July 31, 2008
Study Supports Health Benefits of Smoking Ban
Hospital Admissions Fall 17% After Scottish Law Enacted; Businesses Balk at Restrictions
By JEREMY SINGER-VINE
When Scotland prohibited smoking in enclosed public areas and workplaces after March 2006, researchers found:
- A 14% reduction in admissions for acute coronary syndrome among smokers.
- A 19% reduction among former smokers.
- A 21% reduction among people who had never smoked.
Source: New England Journal of Medicine
A new study from Scotland provides what public-health experts in the U.S. say is the strongest evidence yet that public bans on smoking -- being debated in several locales -- improve health by reducing exposure to secondhand smoke.

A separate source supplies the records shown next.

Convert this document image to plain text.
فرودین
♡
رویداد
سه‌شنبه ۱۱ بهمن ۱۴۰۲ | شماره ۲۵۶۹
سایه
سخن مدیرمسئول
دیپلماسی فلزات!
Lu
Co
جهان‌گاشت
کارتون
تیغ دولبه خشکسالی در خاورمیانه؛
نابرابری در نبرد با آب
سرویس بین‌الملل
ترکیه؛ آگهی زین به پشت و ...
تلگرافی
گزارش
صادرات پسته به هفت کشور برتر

According to the study, which appears in Thursday's edition of the New England Journal of Medicine, hospital admissions for heart attacks and acute coronary problems fell 17% overall, and even more for nonsmokers, in the year after Scotland banned smoking in public places.
"There has long been a claim from smokers that they are affecting their own bodies, and why should the public care?" said David Cohen, director of cardiovascular research at Saint Luke's Mid America Heart Institute in Kansas City, Mo., who wasn't involved in the study. "This shows that the public should absolutely care ... that is an incredibly powerful finding."